Your project is your secret weapon
Jade's standout entry is the SMS reminder system she set up at the dental practice:
"Configured 48-hour and 2-hour SMS reminders for all appointment types"
"DNA rate dropped from 9% to 4% within 3 months"
"Practice recovered an estimated £800/month in previously lost appointment revenue"
She did not just do her job. She identified a problem (too many missed appointments), implemented a solution (automated SMS reminders), and produced a measurable result (DNA rate cut in half, £800/month recovered).
This is the kind of entry that separates a good receptionist resume from an average one. If you have ever improved a process, no matter how small, write it up the same way. Moved from a paper diary to a digital one? Set up a better filing system? Changed the way phone calls are triaged? That is your project.
Earlier roles: even part-time work counts
Jade's previous role was a part-time receptionist at a GP surgery. She does not hide the "part-time" label. Instead, she focuses on what she did:
"Managed incoming calls on a 6-line switchboard, averaged 100+ calls during morning rush"

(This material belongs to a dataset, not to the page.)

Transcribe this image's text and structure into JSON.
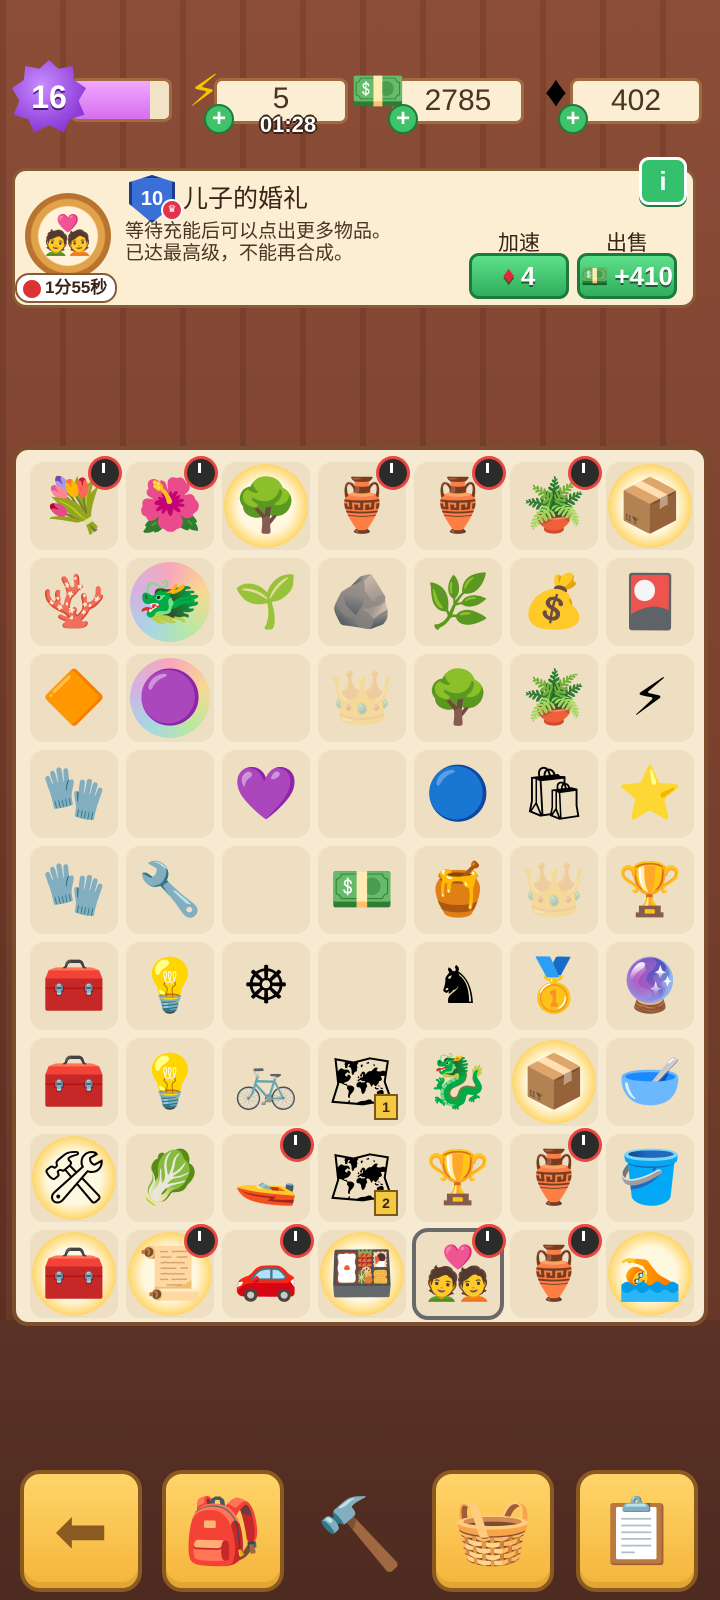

"Used EMIS Web to update patient records and manage appointment bookings"
The switchboard detail is great. It tells the hiring manager she can handle a multi-line phone system under pressure. And mentioning EMIS Web gives her another system keyword that GP surgeries look for.
If your previous role was part-time, temporary, or in a different industry, focus on the transferable details. Call volumes, visitor counts, software used, and any responsibility that involved organisation or customer interaction.
Skills: software and practical abilities
Jade lists SOE Exact, EMIS Web, Microsoft Office, multi-line telephone handling, cash handling, NHS dental claim submissions, and her typing speed (65 wpm).
Every one of those is a practical skill that a hiring manager can match against their requirements. "Good communication skills" is not listed because it is obvious from the work itself. "NHS dental claim submissions" IS listed because it is specific and not every receptionist can do it.
Tip: If you type above 50 wpm, include your speed. Many receptionist jobs require fast data entry, and a number is more convincing than "fast typing skills."
Mistakes receptionists make on their resumes
No numbers at all. "Answered phones and greeted visitors" tells the reader nothing about how busy your workplace was. Add the daily volume. 60 patients a day tells a completely different story than 10.
Hiding the software. Booking systems, phone systems, payment terminals, clinical systems. Name every piece of software and hardware you use. This is one of the top things hiring managers filter for.
Not mentioning money handling. If you process payments, reconcile cash, or handle petty cash, include it with a figure. It shows trust and responsibility.
Using two pages. A receptionist with one to two years of experience does not need a two-page resume. Keep it to one page. Focus on your most relevant experience and skills. Jade's resume is tight and everything on it earns its place.
One more thing
Receptionists are the first person a customer, patient, or visitor meets. The hiring manager knows this. They are looking for someone who can handle pressure, stay organised, and make people feel welcome. Your resume needs to show all three through specific examples. The volume shows you handle pressure. The systems show you are organised. The project (or any process improvement) shows you go beyond the basics. Get those three things on the page and you are ahead of most applicants.